I BELIEVE

Published on 7 July 2026 at 21:34

 

Dawn of Eternal Day

Very early on the 8th of December, I turn on the light and prepare a cup of tea. What is that outside? A strange brightness. Of course, it is close now to the summer solstice in this part of Earth. At 4.55 am this is dawn.

With my cuppa brewed I sit down but not before switching off the electric lamp and opening the window drapes. It felt so special as this new morning began that I found myself spontaneously beginning to sing the first verse of a well-known song: 


Morning has broken like the first morning
Blackbird has spoken like the first bird
Praise for the singing
Praise for the morning
Praise for them springing fresh from the world.

 

The quiet of the early morning seemed to open my heart to something deeper.

I take a few sips of my cuppa tea and sing it again. It is quite bright now, and I recall this day in the Catholic Calendar is dedicated to a very special new beginning, the first moment in a new life - of the Blessed Virgin Mary.

 

 

 

 

 

 

 

God is there with his blessing for the newly conceived child of Joachim and Anne the future grandparents of the one in whom I would come to believe.

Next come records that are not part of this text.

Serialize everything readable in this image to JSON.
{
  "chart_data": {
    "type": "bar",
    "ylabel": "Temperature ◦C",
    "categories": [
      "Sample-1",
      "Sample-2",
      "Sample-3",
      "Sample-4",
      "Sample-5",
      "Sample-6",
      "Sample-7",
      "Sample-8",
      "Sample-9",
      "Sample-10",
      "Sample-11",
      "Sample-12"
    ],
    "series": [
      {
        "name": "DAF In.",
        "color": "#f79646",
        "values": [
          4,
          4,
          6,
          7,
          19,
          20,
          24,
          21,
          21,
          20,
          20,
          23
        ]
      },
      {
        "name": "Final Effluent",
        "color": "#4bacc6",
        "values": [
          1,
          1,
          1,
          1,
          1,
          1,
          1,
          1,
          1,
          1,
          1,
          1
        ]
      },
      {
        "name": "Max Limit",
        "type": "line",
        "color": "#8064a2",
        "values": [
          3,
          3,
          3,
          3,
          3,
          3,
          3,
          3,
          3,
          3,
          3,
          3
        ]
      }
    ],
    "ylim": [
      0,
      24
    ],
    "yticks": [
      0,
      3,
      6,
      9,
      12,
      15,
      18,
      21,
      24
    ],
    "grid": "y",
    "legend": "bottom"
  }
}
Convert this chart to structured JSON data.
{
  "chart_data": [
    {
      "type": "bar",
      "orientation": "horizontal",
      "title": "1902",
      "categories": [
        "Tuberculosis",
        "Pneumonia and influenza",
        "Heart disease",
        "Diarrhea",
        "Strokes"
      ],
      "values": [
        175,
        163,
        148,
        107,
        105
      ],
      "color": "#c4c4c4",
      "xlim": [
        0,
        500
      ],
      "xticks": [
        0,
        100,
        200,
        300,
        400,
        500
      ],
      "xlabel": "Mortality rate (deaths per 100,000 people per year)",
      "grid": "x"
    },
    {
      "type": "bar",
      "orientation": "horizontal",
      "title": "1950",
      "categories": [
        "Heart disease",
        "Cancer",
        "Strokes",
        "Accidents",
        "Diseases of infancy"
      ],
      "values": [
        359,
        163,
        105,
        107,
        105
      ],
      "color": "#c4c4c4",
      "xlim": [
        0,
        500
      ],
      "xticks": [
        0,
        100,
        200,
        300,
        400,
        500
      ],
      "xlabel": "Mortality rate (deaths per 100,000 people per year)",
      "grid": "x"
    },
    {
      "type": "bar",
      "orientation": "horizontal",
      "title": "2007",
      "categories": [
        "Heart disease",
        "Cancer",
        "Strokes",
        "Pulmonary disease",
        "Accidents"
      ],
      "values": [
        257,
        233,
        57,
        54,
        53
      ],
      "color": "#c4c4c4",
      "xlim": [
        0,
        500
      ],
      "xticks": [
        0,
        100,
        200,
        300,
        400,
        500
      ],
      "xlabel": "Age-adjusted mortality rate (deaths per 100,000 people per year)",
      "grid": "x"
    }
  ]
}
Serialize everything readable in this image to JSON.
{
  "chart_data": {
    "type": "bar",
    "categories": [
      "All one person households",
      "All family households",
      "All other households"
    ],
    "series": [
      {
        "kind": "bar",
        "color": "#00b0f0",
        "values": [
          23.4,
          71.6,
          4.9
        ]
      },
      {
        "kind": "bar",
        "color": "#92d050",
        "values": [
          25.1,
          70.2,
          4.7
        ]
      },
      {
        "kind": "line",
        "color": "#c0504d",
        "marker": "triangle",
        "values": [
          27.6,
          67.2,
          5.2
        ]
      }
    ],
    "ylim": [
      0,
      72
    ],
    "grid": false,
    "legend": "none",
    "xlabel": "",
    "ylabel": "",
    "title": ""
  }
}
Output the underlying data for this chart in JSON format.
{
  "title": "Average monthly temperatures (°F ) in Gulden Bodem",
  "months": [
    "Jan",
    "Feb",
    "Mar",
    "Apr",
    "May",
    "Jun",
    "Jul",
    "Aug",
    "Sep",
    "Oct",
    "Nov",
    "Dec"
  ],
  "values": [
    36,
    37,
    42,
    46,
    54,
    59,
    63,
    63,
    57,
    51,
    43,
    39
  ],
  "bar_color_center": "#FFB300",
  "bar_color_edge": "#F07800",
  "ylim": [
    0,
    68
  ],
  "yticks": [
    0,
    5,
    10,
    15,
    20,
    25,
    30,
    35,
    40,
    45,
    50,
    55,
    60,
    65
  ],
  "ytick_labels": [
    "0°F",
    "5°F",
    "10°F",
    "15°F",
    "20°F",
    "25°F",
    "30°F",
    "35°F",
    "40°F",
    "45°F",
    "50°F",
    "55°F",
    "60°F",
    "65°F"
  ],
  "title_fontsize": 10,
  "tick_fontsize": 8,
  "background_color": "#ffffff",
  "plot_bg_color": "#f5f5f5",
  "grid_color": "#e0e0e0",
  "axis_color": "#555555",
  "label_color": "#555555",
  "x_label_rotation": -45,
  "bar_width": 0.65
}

I also believe that many divine graces were gifted to them — graces to love, watch over, and educate their Mary, who would one day be Mother of my God. 

 

 

 

 

 

 

 

 

 

 

God sent the angel Gabriel to a town in Galilee called Nazareth

The angel came to her saying:

"The Lord is with you and has greatly blessed you."

 

Saint Anselm in Readings of the 8th of December

 

“Virgin Mary, all nature is blessed in you."

"Blessed Lady,
sky and stars, earth and rivers, day and night —
everything subject to the power and use of man —
rejoices that through you they are in some sense
restored to their lost beauty
and endowed with inexpressible new grace.”

 

 

 

 

 

As the morning light grew stronger at my window, I felt a quiet thread running through everything I had seen and remembered — the dawn breaking over Waikanae, the song rising almost without thought, Mary’s first beginning held in God’s grace, Gabriel’s greeting in Nazareth, and Saint Anselm’s vision of creation rejoicing in her.

Each moment seemed to echo the same truth: God’s work often begins in silence, in hiddenness, in the soft arrival of light.

Dawn does not hurry; it simply appears. Grace enters quietly; it does not force itself upon us. Mary received her calling in the stillness of an ordinary day, and creation itself rejoiced in the beauty God placed within her.

Sitting with my cuppa, I found myself grateful for these gentle beginnings — the ways God continues to touch our lives before we even notice, bringing light where there was none, and hope where the day is just beginning.

Morning has broken, and with it comes the reminder that God’s newness is always near.